Division for Heart Disease and Stroke Prevention, Centers for Disease Control and Prevention, Atlanta, Georgia.
Division for Heart Disease and Stroke Prevention, Centers for Disease Control and Prevention, Atlanta, Georgia.
Am J Prev Med. 2017 Dec;53(6S2):S143-S154. doi: 10.1016/j.amepre.2017.07.019.
This review summarizes the current literature for the prevalence and medical costs of noncommunicable chronic diseases among adult Medicaid beneficiaries to inform future program design.
The databases MEDLINE and CINAHL were searched in August 2016 using keywords, including Medicaid, health status, and healthcare cost, to identify original studies that were published during 2000-2016, examined Medicaid as an independent population group, examined prevalence or medical costs of chronic conditions, and included adults within the age group 18-64 years. The review and data extraction was conducted in Fall 2016-Spring 2017. Disease-related costs (costs specifically to treat the disease) and total costs (all-cause medical costs for a patient with the disease) are presented separately.

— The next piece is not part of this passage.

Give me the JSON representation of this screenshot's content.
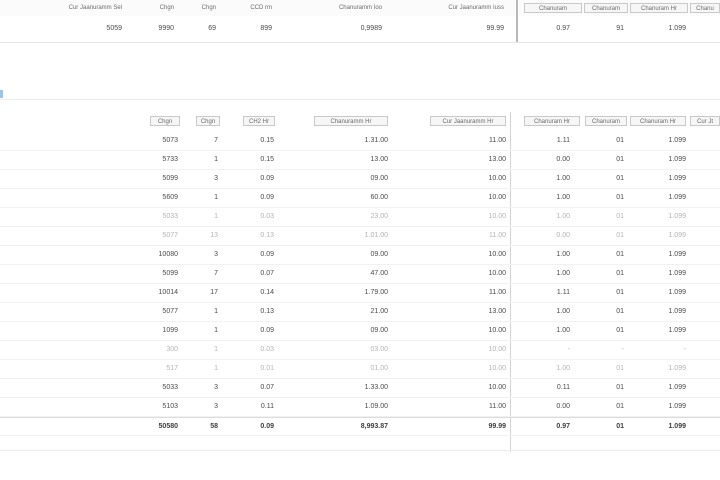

Among the 29 studies selected, prevalence estimates for enrollees aged 18-64 years were 8.8%-11.8% for heart disease, 17.2%-27.4% for hypertension, 16.8%-23.2% for hyperlipidemia, 7.5%-12.7% for diabetes, 9.5% for cancer, 7.8%-19.3% for asthma, 5.0%-22.3% for depression, and 55.7%-62.1% for one or more chronic conditions. Estimated annual per patient disease-related costs (2015 U.S. dollars) were $3,219-$4,674 for diabetes, $3,968-$6,491 for chronic obstructive pulmonary disease, and $989-$3,069 for asthma. Estimated hypertension-related costs were $687, but total costs per hypertensive beneficiary ranged much higher. Estimated total annual healthcare costs were $29,271-$51,937 per beneficiary with heart failure and $11,446-$20,585 per beneficiary with schizophrenia. Costs among beneficiaries with cancer were $29,384-$46,194 for the 6 months following diagnosis.

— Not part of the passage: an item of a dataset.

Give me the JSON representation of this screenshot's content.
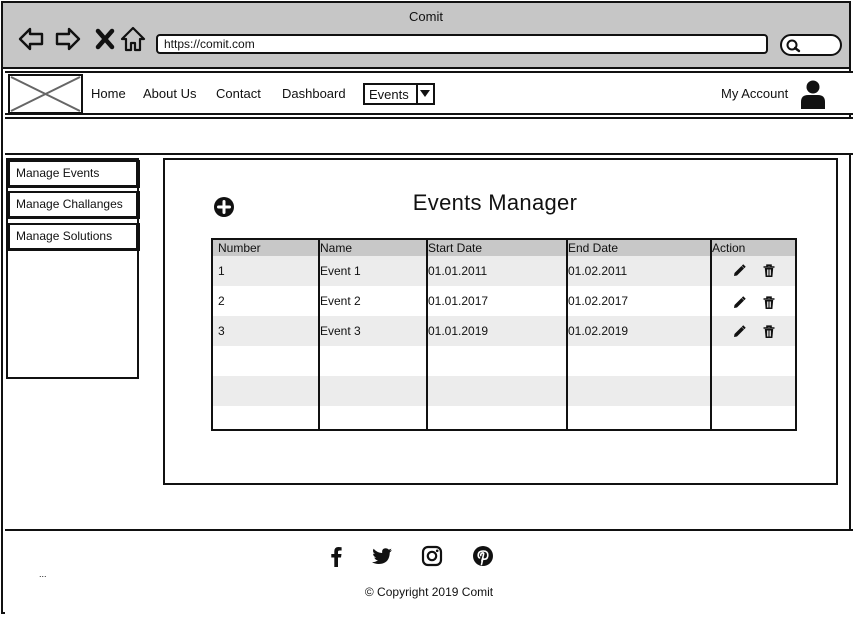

These findings could help inform the evaluation of interventions to prevent and manage noncommunicable chronic diseases and their potential to control costs among the vulnerable Medicaid population.
本综述总结了目前关于成年医疗补助受助人中慢性非传染性疾病的流行情况和医疗费用的文献,以为未来的项目设计提供信息。
2016 年 8 月,使用关键词(包括医疗补助、健康状况和医疗保健费用)在 MEDLINE 和 CINAHL 数据库中进行搜索,以确定在 2000-2016 年期间发表的、将医疗补助作为独立人群组进行研究的、调查慢性疾病的流行情况或医疗费用的、且纳入 18-64 岁成人的原始研究。综述和数据提取于 2016 年秋季至 2017 年春季进行。分别呈现疾病相关成本(专门用于治疗疾病的成本)和总费用(患有该疾病的患者的所有病因医疗费用)。
在选择的 29 项研究中,18-64 岁参保人的患病率估计值为:心脏病 8.8%-11.8%、高血压 17.2%-27.4%、高血脂 16.8%-23.2%、糖尿病 7.5%-12.7%、癌症 9.5%、哮喘 7.8%-19.3%、抑郁症 5.0%-22.3%和一种或多种慢性疾病 55.7%-62.1%。估计每位患者的年度疾病相关费用(2015 年美元)为:糖尿病 3219-4674 美元、慢性阻塞性肺疾病 3968-6491 美元和哮喘 989-3069 美元。估计高血压相关费用为 687 美元,但每位高血压受益人的总费用则高得多。估计每位心力衰竭受益人的年度总医疗保健费用为 29271-51937 美元,每位精神分裂症受益人的年度总医疗保健费用为 11446-20585 美元。诊断后 6 个月癌症受益人的费用为 29384-46194 美元。
这些发现可以帮助评估预防和管理慢性非传染性疾病的干预措施,并为医疗补助弱势人群控制成本提供信息。